America has a third option, of course. Get the world behind it. Britain could do maybe up to 10,000 sustained, France, Germany, Italy, Spain, Poland ditto, Turkey too even -- if their troops are put in the SOUTH of the country -- and suddenly you've got an occupation force that: isn't a particularly tempting terrorist target, so it can restructure Iraq faster and more effectively; frees up enough Americans for phase two, whatever that is, or even to take on the Koreans; and avoids overreliance on Iraqis or mercs, which will only eat away at the new country from within.
There would still be American leadership of course, an American administrator, American money for the most part... still at least a division's worth of American troops on the ground, but maybe 20,000 tops (civil affairs and special forces in the streets, and a strong quick reaction force kept in a well-protected sanctum to back all the peacekeepers up). The outcome could be a functioning, grateful country in three years, at which point the West could start drawing down.
That's the best-case scenario, sure. All kinds of stuff can happen. But it's worth shooting for. And maybe if waiting a couple months will bring a couple other nations with strong militaries on board to help with the reconstruction, maybe it's worth the wait. That's all I'm saying.
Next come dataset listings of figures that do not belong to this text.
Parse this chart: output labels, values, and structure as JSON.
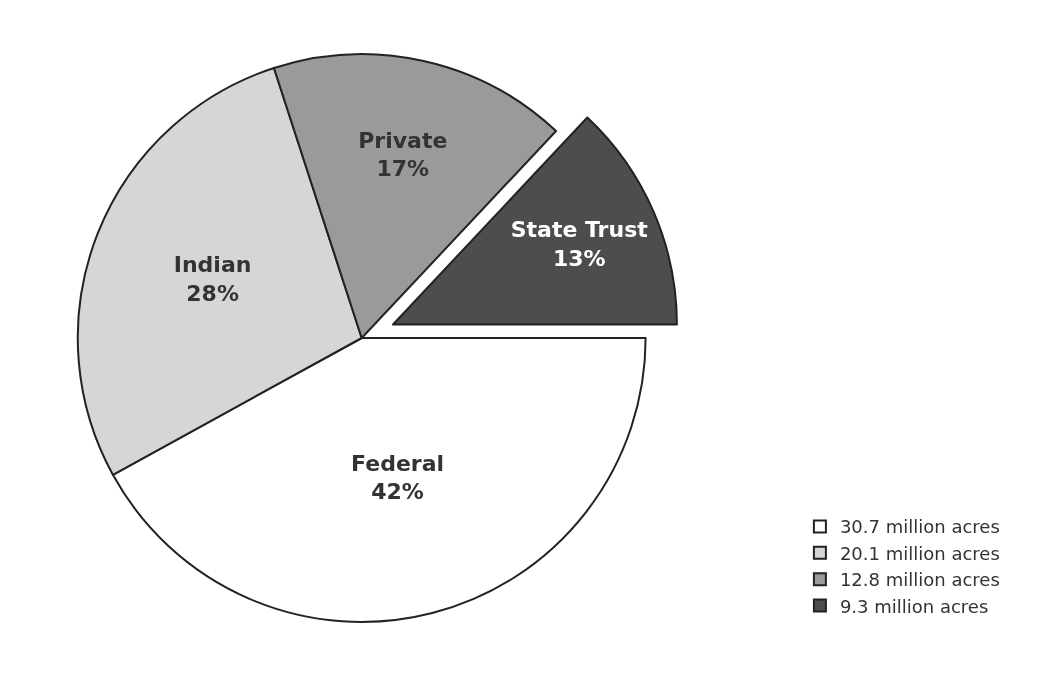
{
  "chart_data": {
    "type": "pie",
    "categories": [
      "30.7 million acres",
      "20.1 million acres",
      "12.8 million acres",
      "9.3 million acres"
    ],
    "values": [
      42,
      28,
      17,
      13
    ],
    "value_labels": [
      "Federal\n42%",
      "Indian\n28%",
      "Private\n17%",
      "State Trust\n13%"
    ],
    "colors": [
      "#ffffff",
      "#d6d6d6",
      "#9a9a9a",
      "#4d4d4d"
    ],
    "legend": "bottom right"
  }
}
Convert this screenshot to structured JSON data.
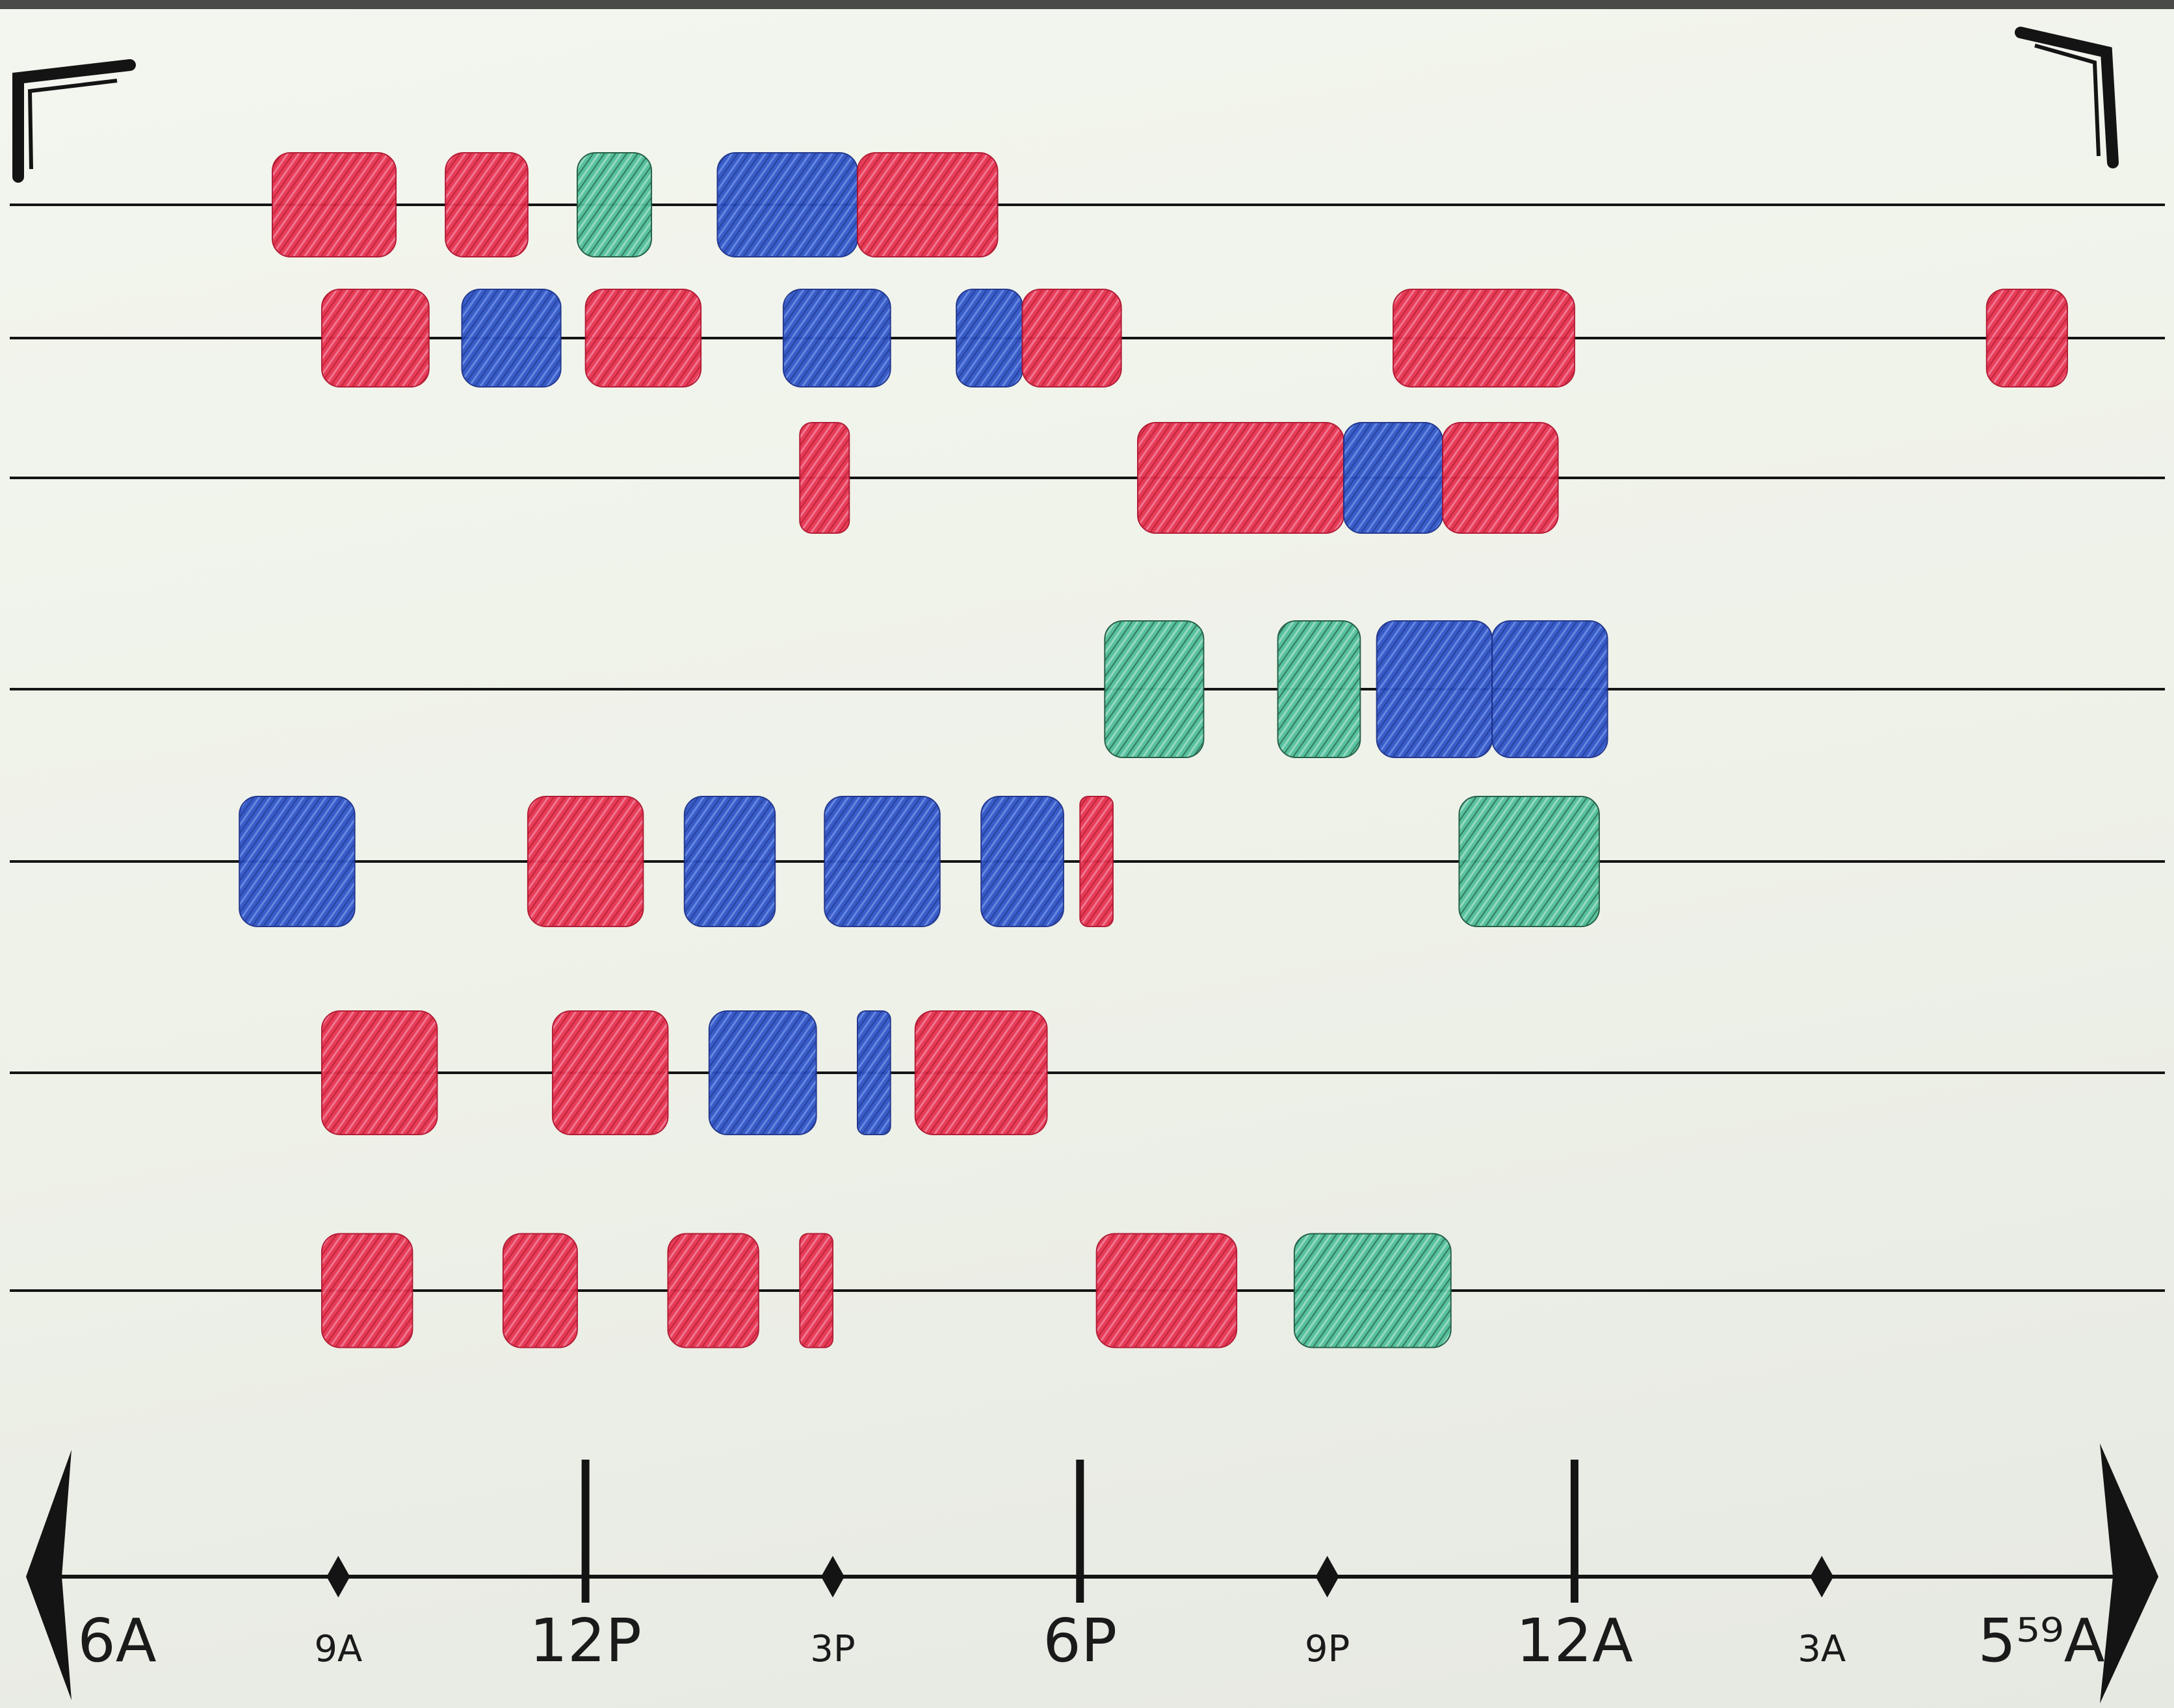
{
  "chart_data": {
    "type": "timeline",
    "xlabel": "",
    "ylabel": "",
    "x_range": [
      0,
      23.98
    ],
    "axis_ticks": [
      {
        "label": "6A",
        "hour": 0,
        "kind": "end"
      },
      {
        "label": "9A",
        "hour": 3,
        "kind": "minor"
      },
      {
        "label": "12P",
        "hour": 6,
        "kind": "major"
      },
      {
        "label": "3P",
        "hour": 9,
        "kind": "minor"
      },
      {
        "label": "6P",
        "hour": 12,
        "kind": "major"
      },
      {
        "label": "9P",
        "hour": 15,
        "kind": "minor"
      },
      {
        "label": "12A",
        "hour": 18,
        "kind": "major"
      },
      {
        "label": "3A",
        "hour": 21,
        "kind": "minor"
      },
      {
        "label": "5⁵⁹A",
        "hour": 23.98,
        "kind": "end"
      }
    ],
    "colors": {
      "red": "#e8334f",
      "blue": "#2f55c8",
      "green": "#4fbf9a",
      "ink": "#141414"
    },
    "rows": [
      {
        "blocks": [
          {
            "start": 2.2,
            "end": 3.7,
            "color": "red"
          },
          {
            "start": 4.3,
            "end": 5.3,
            "color": "red"
          },
          {
            "start": 5.9,
            "end": 6.8,
            "color": "green"
          },
          {
            "start": 7.6,
            "end": 9.3,
            "color": "blue"
          },
          {
            "start": 9.3,
            "end": 11.0,
            "color": "red"
          }
        ]
      },
      {
        "blocks": [
          {
            "start": 2.8,
            "end": 4.1,
            "color": "red"
          },
          {
            "start": 4.5,
            "end": 5.7,
            "color": "blue"
          },
          {
            "start": 6.0,
            "end": 7.4,
            "color": "red"
          },
          {
            "start": 8.4,
            "end": 9.7,
            "color": "blue"
          },
          {
            "start": 10.5,
            "end": 11.3,
            "color": "blue"
          },
          {
            "start": 11.3,
            "end": 12.5,
            "color": "red"
          },
          {
            "start": 15.8,
            "end": 18.0,
            "color": "red"
          },
          {
            "start": 23.0,
            "end": 23.98,
            "color": "red"
          }
        ]
      },
      {
        "blocks": [
          {
            "start": 8.6,
            "end": 9.2,
            "color": "red"
          },
          {
            "start": 12.7,
            "end": 15.2,
            "color": "red"
          },
          {
            "start": 15.2,
            "end": 16.4,
            "color": "blue"
          },
          {
            "start": 16.4,
            "end": 17.8,
            "color": "red"
          }
        ]
      },
      {
        "blocks": [
          {
            "start": 12.3,
            "end": 13.5,
            "color": "green"
          },
          {
            "start": 14.4,
            "end": 15.4,
            "color": "green"
          },
          {
            "start": 15.6,
            "end": 17.0,
            "color": "blue"
          },
          {
            "start": 17.0,
            "end": 18.4,
            "color": "blue"
          }
        ]
      },
      {
        "blocks": [
          {
            "start": 1.8,
            "end": 3.2,
            "color": "blue"
          },
          {
            "start": 5.3,
            "end": 6.7,
            "color": "red"
          },
          {
            "start": 7.2,
            "end": 8.3,
            "color": "blue"
          },
          {
            "start": 8.9,
            "end": 10.3,
            "color": "blue"
          },
          {
            "start": 10.8,
            "end": 11.8,
            "color": "blue"
          },
          {
            "start": 12.0,
            "end": 12.4,
            "color": "red"
          },
          {
            "start": 16.6,
            "end": 18.3,
            "color": "green"
          }
        ]
      },
      {
        "blocks": [
          {
            "start": 2.8,
            "end": 4.2,
            "color": "red"
          },
          {
            "start": 5.6,
            "end": 7.0,
            "color": "red"
          },
          {
            "start": 7.5,
            "end": 8.8,
            "color": "blue"
          },
          {
            "start": 9.3,
            "end": 9.7,
            "color": "blue"
          },
          {
            "start": 10.0,
            "end": 11.6,
            "color": "red"
          }
        ]
      },
      {
        "blocks": [
          {
            "start": 2.8,
            "end": 3.9,
            "color": "red"
          },
          {
            "start": 5.0,
            "end": 5.9,
            "color": "red"
          },
          {
            "start": 7.0,
            "end": 8.1,
            "color": "red"
          },
          {
            "start": 8.6,
            "end": 9.0,
            "color": "red"
          },
          {
            "start": 12.2,
            "end": 13.9,
            "color": "red"
          },
          {
            "start": 14.6,
            "end": 16.5,
            "color": "green"
          }
        ]
      }
    ]
  }
}
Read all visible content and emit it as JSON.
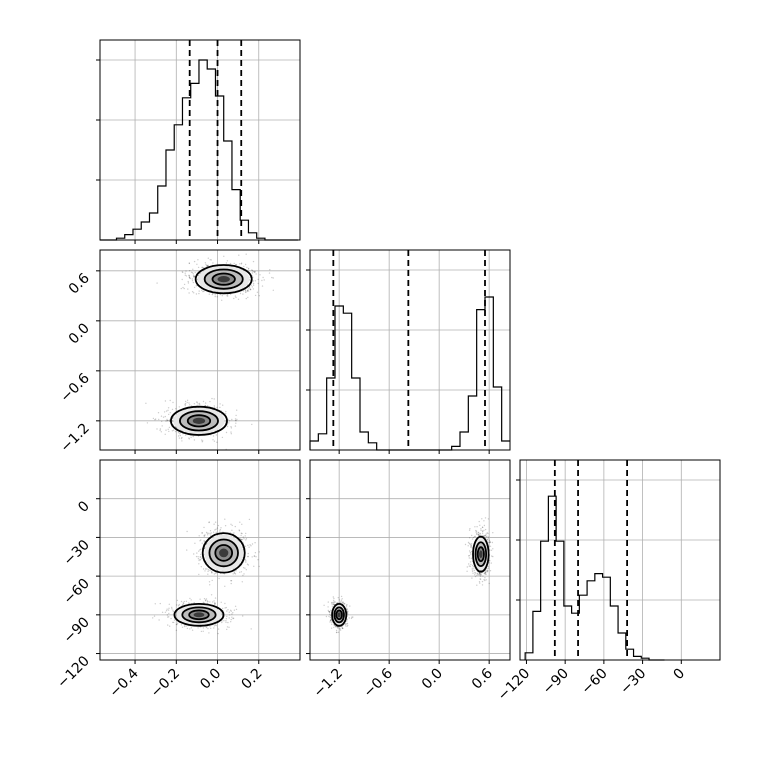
{
  "chart_data": {
    "type": "corner",
    "grid": true,
    "params": [
      {
        "range": [
          -0.57,
          0.4
        ],
        "ticks": [
          -0.4,
          -0.2,
          0.0,
          0.2
        ],
        "tick_labels": [
          "−0.4",
          "−0.2",
          "0.0",
          "0.2"
        ],
        "quantiles": [
          -0.135,
          0.0,
          0.115
        ],
        "hist_ymax": 1.0,
        "hist": {
          "bin_width": 0.04,
          "edges_start": -0.57,
          "heights": [
            0.0,
            0.0,
            0.01,
            0.03,
            0.06,
            0.1,
            0.15,
            0.3,
            0.5,
            0.64,
            0.79,
            0.87,
            1.0,
            0.95,
            0.8,
            0.55,
            0.28,
            0.11,
            0.04,
            0.01,
            0.0,
            0.0,
            0.0,
            0.0
          ]
        }
      },
      {
        "range": [
          -1.55,
          0.85
        ],
        "ticks": [
          -1.2,
          -0.6,
          0.0,
          0.6
        ],
        "tick_labels": [
          "−1.2",
          "−0.6",
          "0.0",
          "0.6"
        ],
        "quantiles": [
          -1.27,
          -0.37,
          0.55
        ],
        "hist_ymax": 1.0,
        "hist": {
          "bin_width": 0.1,
          "edges_start": -1.55,
          "heights": [
            0.05,
            0.09,
            0.4,
            0.8,
            0.76,
            0.4,
            0.1,
            0.04,
            0.0,
            0.0,
            0.0,
            0.0,
            0.0,
            0.0,
            0.0,
            0.0,
            0.0,
            0.02,
            0.1,
            0.3,
            0.78,
            0.85,
            0.35,
            0.05
          ]
        }
      },
      {
        "range": [
          -125,
          30
        ],
        "ticks": [
          -120,
          -90,
          -60,
          -30,
          0
        ],
        "tick_labels": [
          "−120",
          "−90",
          "−60",
          "−30",
          "0"
        ],
        "quantiles": [
          -98,
          -80,
          -42
        ],
        "hist_ymax": 1.0,
        "hist": {
          "bin_width": 6,
          "edges_start": -121,
          "heights": [
            0.04,
            0.27,
            0.66,
            0.91,
            0.66,
            0.3,
            0.26,
            0.36,
            0.44,
            0.48,
            0.46,
            0.3,
            0.15,
            0.06,
            0.02,
            0.01,
            0.0,
            0.0
          ]
        }
      }
    ],
    "pairs": [
      {
        "row": 1,
        "col": 0,
        "modes": [
          {
            "x": 0.03,
            "y": 0.5,
            "sx": 0.16,
            "sy": 0.2,
            "w": 0.55
          },
          {
            "x": -0.09,
            "y": -1.2,
            "sx": 0.16,
            "sy": 0.2,
            "w": 0.45
          }
        ]
      },
      {
        "row": 2,
        "col": 0,
        "modes": [
          {
            "x": 0.03,
            "y": -42,
            "sx": 0.12,
            "sy": 18,
            "w": 0.5
          },
          {
            "x": -0.09,
            "y": -90,
            "sx": 0.14,
            "sy": 10,
            "w": 0.5
          }
        ]
      },
      {
        "row": 2,
        "col": 1,
        "modes": [
          {
            "x": 0.5,
            "y": -43,
            "sx": 0.11,
            "sy": 16,
            "w": 0.55
          },
          {
            "x": -1.2,
            "y": -90,
            "sx": 0.1,
            "sy": 10,
            "w": 0.45
          }
        ]
      }
    ]
  }
}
I'm not sure I'm fully with Robert Wright, and his belief in the need for TWO more U.N. resolutions before war; but if the choice is between rushed and wrong, and reasoned and right, then I'd say wait for fall if you had to.
The counter to that, of course, one I've read frequently elsewhere, is once the other countries have seen the U.S. has done all the heavy warfighting, they'll jump at the chance to put boots on the ground as peacekeepers. To which I'd say, um, look at Afghanistan, where there's been two years of constant scratching and biting just to get a brigade's worth of good troops in Kabul. Add to that the prospect of serving under American command, which will rankle all the more, and many will stay home altogether. The only alternative to straight-out American command, of course, remains U.S. authority under the auspices of a well-respected international body, like NATO or the Security Council. But for that to be an option, someone would have to put a muzzle on Mr. Rumsfeld...
UPDATE: Angua comments. I'm not sure I'd classify this as an "anti-war" argument, as I think on the balance, I'm still a borderline "pro" on the whole issue. I just don't see great prospects of post-war success if both NATO and the UN end up getting bypassed along the way... so maybe it's better seen as an "anti-unilateral" argument.